While I could turn this entire post about thursatru, my expertise lies more with the album at hand but, we must first give some context on the meaning of its title, ÞÞÞÞÞÞÞÞÞÞÞ. It is the run Thurs, which of course is the rune of the Thursar, the very foundation of Thursatru its self. The reasoning behind the repeating of the runes is that each of the eleven tracks at hand start with said rune. The rune its self, has many meanings all related to things such as giants, Loki as a giant, chaos and the powerful forces of nature, which are all themes represented in the music at hand. Both I'm sure within its lyrical content, but certainly in the force of the music.

Speaking of the music at hand, it is a very solid and incredibly skillful play of traditional black metal. The double bass drum rarely dies down through out the whole album, when paired with the incredibly stoic guitar riffs that shines every once and a while with a hint of melancholy on certain tracks, they will get stuck in your head. Each song blends well into one another, creating hypnotic moments, especially on the second half of the album. Right towards the middle there is a break, the ambient sound of winds and the far away chants of some long forgotten ritual ring through. Once the chant has subsided, the guitars roar in, as if Fenrir him self was awaken to devour the gods.

These are moments that has not left me since I first heard this album, and drew me in deeper into this kind of music, searching for something that struck me like this album.
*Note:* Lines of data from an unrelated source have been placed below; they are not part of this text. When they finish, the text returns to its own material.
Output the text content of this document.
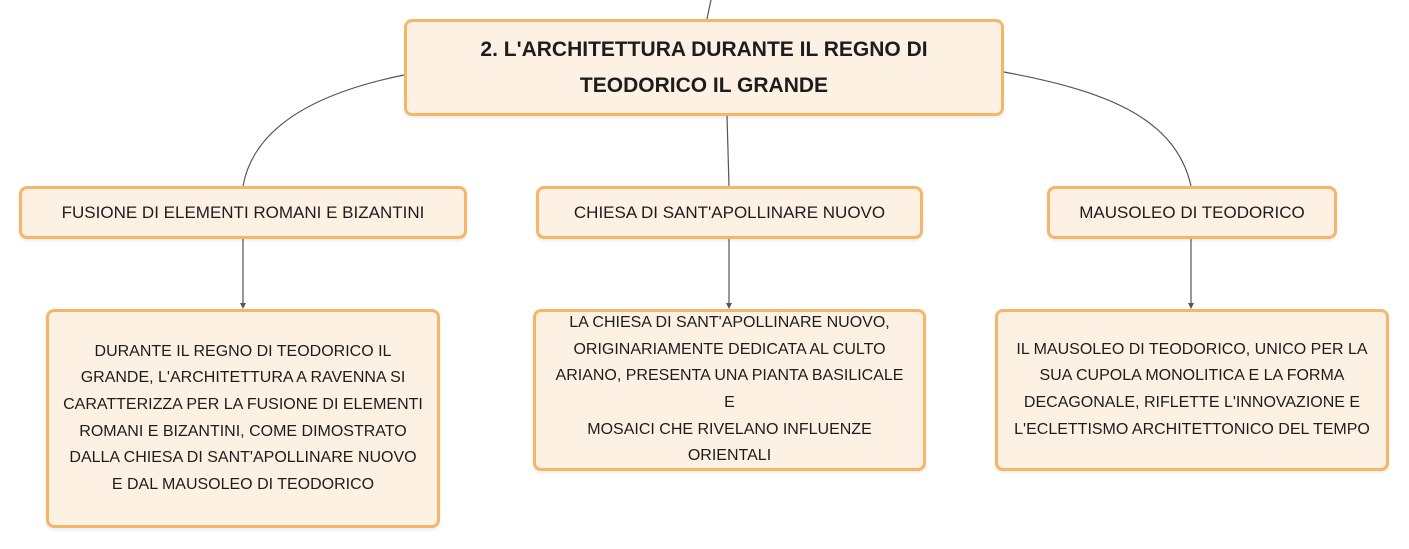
2. L'ARCHITETTURA DURANTE IL REGNO DI
TEODORICO IL GRANDE
FUSIONE DI ELEMENTI ROMANI E BIZANTINI	CHIESA DI SANT'APOLLINARE NUOVO	MAUSOLEO DI TEODORICO
DURANTE IL REGNO DI TEODORICO IL
GRANDE, L'ARCHITETTURA A RAVENNA SI
CARATTERIZZA PER LA FUSIONE DI ELEMENTI
ROMANI E BIZANTINI, COME DIMOSTRATO
DALLA CHIESA DI SANT'APOLLINARE NUOVO
E DAL MAUSOLEO DI TEODORICO
LA CHIESA DI SANT'APOLLINARE NUOVO,
ORIGINARIAMENTE DEDICATA AL CULTO
ARIANO, PRESENTA UNA PIANTA BASILICALE E
MOSAICI CHE RIVELANO INFLUENZE
ORIENTALI
IL MAUSOLEO DI TEODORICO, UNICO PER LA
SUA CUPOLA MONOLITICA E LA FORMA
DECAGONALE, RIFLETTE L'INNOVAZIONE E
L'ECLETTISMO ARCHITETTONICO DEL TEMPO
This was one of the first black metal bands that I had ever heard, and to me, this is a true distillation of the genre its self. At this point in Arckanum's discography, it was the middle point, being their fifth album, the sound had reach a point where it was much past the lo-fi approach of the first two album, and incredibly powerful demo Trulen before. Instead, the approach was a more cleaner and crisper production style, that still had an incredibly gritty edge to it. Deep and guttural guitars that shake the very core of the listener, and the the way the bass drums have such a prominent force in the music really drives the magnitude and size the album portrays. But yet, its still very listenable for a newcomer to the genre, and would be an album I'd point towards as something that would be a good starting point. This album is a must listen, there is little more that I can say.